Trained for isolation

Brooklyn native Lianna Kardeman, 25, was nearly done with her service in Peru when she found out she was leaving. Her cohort was in the capital of Lima, attending a “close of service” conference.

“It was really nice, because we did get that closure,” Kardeman said. “In my mind I already knew I was coming back sooner rather than later—I had already completed a lot.”

What they didn’t expect was being unable to say goodbye to their host families and communities. Kardeman said they transitioned from “business as usual to evacuation” almost overnight, when Peace Corps Director Jody Olsen made an announcement from Washington.

After a whirlwind of flights, she was back in New York, unable to quarantine with her parents at their home in Midwood. Instead, she’s living in an Airbnb in Dumbo. Her folks dropped off two weeks of food and waved to her from outside.

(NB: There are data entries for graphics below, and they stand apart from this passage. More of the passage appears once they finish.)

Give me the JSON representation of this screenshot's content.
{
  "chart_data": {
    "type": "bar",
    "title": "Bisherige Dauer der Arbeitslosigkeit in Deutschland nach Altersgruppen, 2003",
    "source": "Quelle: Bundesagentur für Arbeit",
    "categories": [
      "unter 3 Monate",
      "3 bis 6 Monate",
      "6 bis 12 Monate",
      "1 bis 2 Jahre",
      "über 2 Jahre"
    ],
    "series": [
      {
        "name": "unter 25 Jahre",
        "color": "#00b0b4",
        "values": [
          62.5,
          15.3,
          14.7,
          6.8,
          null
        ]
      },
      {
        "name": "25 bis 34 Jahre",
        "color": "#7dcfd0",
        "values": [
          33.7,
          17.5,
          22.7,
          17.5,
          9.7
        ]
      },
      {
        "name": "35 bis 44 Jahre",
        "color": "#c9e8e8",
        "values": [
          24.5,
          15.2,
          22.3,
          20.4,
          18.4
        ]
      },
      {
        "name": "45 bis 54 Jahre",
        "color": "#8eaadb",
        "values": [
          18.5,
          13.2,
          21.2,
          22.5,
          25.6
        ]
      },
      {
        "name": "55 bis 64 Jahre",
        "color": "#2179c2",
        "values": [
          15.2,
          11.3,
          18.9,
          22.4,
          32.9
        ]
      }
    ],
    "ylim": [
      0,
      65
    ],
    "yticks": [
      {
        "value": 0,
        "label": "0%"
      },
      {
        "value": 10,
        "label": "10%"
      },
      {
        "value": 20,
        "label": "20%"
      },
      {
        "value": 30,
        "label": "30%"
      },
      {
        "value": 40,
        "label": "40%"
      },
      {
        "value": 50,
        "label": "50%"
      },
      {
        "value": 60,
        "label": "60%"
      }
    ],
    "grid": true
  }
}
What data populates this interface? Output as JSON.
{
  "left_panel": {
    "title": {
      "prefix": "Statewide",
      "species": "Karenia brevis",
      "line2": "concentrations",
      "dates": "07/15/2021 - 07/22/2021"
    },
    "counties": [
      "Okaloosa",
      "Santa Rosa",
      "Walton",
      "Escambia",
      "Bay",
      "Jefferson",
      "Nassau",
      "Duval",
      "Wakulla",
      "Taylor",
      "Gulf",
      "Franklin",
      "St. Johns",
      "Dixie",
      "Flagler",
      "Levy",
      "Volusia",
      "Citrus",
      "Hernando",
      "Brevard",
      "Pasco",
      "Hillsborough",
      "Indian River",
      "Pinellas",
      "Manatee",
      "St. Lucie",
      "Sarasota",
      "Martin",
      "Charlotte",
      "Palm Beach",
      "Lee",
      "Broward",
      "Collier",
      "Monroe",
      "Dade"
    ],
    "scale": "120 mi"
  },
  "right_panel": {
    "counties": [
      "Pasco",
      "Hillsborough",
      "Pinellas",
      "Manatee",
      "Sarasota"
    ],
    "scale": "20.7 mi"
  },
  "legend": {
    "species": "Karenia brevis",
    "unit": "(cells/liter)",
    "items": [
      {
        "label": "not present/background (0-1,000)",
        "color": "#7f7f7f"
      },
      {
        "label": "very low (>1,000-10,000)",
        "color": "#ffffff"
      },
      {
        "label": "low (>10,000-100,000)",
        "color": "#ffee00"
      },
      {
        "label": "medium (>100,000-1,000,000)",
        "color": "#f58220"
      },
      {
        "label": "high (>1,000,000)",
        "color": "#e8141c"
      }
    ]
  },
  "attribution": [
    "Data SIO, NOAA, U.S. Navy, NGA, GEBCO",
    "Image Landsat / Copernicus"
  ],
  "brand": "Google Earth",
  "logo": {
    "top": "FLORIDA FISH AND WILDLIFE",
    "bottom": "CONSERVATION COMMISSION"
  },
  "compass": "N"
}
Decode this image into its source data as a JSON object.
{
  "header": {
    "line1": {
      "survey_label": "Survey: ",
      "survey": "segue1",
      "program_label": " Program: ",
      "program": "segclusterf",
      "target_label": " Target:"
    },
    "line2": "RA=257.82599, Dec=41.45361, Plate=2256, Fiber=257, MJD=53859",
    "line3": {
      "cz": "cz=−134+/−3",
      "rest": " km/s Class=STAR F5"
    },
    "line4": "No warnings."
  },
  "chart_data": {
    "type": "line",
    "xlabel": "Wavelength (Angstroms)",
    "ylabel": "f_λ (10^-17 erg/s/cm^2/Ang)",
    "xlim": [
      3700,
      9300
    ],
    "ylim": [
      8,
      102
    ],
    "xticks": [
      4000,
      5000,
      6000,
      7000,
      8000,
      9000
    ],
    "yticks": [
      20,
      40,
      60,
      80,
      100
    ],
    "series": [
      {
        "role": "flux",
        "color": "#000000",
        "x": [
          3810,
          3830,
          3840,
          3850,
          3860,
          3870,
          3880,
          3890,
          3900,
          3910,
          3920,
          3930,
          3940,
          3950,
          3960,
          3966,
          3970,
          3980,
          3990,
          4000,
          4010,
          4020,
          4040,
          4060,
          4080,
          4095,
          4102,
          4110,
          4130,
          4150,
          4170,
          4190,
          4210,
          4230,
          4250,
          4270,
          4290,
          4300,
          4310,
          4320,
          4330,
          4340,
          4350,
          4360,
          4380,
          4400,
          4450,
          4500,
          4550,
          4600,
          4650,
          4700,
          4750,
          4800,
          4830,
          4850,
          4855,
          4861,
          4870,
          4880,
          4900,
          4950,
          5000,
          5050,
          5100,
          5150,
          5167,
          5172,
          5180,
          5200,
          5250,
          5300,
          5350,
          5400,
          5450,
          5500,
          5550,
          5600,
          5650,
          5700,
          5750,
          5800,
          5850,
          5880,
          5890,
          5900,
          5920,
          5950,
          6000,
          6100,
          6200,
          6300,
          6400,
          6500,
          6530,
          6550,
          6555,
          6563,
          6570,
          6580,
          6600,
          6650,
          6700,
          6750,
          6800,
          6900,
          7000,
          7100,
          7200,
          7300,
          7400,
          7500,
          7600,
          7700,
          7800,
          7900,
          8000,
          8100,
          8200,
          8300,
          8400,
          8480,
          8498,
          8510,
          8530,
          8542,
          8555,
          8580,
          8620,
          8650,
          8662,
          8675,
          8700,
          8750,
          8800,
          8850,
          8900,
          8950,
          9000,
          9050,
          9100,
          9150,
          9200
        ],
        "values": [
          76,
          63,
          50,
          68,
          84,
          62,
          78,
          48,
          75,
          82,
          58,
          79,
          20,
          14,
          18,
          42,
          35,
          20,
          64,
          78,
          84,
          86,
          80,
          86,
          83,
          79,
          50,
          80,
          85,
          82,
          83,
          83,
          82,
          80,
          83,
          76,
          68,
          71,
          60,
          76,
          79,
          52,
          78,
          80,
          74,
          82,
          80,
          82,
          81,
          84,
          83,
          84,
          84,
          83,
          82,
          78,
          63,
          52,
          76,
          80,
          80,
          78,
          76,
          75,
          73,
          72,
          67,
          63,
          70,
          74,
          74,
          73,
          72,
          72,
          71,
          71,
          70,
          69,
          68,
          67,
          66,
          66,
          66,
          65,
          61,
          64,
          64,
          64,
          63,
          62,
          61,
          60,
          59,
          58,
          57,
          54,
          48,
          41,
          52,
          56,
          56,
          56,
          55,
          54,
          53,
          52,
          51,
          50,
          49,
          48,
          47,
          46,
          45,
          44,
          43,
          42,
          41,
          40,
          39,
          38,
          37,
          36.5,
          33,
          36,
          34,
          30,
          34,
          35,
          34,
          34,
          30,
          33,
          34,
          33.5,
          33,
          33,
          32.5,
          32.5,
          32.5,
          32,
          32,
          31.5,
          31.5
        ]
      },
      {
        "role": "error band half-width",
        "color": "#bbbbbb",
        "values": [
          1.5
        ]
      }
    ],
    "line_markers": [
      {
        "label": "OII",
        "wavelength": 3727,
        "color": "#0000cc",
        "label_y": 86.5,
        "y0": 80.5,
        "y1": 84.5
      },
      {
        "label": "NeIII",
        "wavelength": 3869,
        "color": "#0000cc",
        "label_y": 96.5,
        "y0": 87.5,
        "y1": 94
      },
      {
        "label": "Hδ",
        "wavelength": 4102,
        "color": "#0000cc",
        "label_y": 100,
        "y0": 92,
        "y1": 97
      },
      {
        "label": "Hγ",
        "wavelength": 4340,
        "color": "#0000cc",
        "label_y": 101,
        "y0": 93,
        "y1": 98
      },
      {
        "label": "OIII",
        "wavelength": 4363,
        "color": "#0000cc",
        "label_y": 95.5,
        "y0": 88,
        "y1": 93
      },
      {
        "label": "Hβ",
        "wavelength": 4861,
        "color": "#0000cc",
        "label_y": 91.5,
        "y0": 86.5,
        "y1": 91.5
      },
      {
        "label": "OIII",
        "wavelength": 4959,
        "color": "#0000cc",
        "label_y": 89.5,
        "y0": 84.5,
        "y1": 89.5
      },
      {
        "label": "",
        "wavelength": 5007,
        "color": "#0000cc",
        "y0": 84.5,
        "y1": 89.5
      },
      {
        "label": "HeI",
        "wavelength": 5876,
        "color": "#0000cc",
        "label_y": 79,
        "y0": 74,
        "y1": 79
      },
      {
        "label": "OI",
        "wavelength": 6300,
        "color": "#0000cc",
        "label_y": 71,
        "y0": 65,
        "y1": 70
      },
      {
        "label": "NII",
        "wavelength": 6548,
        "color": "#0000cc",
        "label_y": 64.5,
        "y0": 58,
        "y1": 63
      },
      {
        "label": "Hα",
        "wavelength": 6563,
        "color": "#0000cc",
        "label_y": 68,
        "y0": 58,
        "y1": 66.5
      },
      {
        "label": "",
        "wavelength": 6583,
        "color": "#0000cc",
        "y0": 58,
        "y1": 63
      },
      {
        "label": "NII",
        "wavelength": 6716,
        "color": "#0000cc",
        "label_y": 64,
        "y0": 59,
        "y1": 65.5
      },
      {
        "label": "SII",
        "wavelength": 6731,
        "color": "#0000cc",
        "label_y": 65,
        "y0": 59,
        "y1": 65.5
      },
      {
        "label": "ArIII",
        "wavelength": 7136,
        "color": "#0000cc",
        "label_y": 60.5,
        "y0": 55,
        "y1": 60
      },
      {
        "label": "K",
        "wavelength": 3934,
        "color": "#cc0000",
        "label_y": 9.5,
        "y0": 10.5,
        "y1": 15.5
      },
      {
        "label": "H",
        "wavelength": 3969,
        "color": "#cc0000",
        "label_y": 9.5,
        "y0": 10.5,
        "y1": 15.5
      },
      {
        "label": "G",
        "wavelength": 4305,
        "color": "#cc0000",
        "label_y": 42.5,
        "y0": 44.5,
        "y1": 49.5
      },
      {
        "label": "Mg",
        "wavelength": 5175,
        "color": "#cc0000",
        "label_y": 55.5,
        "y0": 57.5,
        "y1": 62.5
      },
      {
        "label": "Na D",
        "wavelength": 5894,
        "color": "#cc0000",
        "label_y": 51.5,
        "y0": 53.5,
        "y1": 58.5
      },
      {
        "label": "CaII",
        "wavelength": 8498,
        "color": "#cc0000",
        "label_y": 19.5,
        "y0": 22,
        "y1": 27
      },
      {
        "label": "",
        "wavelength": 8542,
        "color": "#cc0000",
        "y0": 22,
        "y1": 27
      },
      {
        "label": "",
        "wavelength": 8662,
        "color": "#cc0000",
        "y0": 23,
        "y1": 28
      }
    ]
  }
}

“Low-key, so many volunteers are joking about this, but service really prepares you for quarantine,” she said.

For Kardeman, that means catching up on a lot of Netflix, working on a puzzle her mom dropped off and planning for the future. A civil engineer, she was hoping to move to Miami after her service and was interviewing as recently as last week. All those jobs are on hold.

She’s focusing on government jobs in New York, where there’s still hiring, and she has preferential status as a returned Peace Corps volunteer. The same Facebook group where Goff found her apartment has also been a great way of finding job leads.

She’s also looking to grab a bagel before she leaves the city and heading to her aunt’s place upstate to ride out the worst of the outbreak. She’s been in contact with her host family back in Peru, who are worried about her.  The coronavirus has been a much bigger threat in New York than in rural Peru.

“That’s been the hardest part, she said. “We left and the people that were there for us in the last two years. We all of a sudden abandoned them in their time of need.”

Her host mom hasn’t let anyone touch her room, and assuring Kardeman it will remain ready for her as soon as she wants to come back.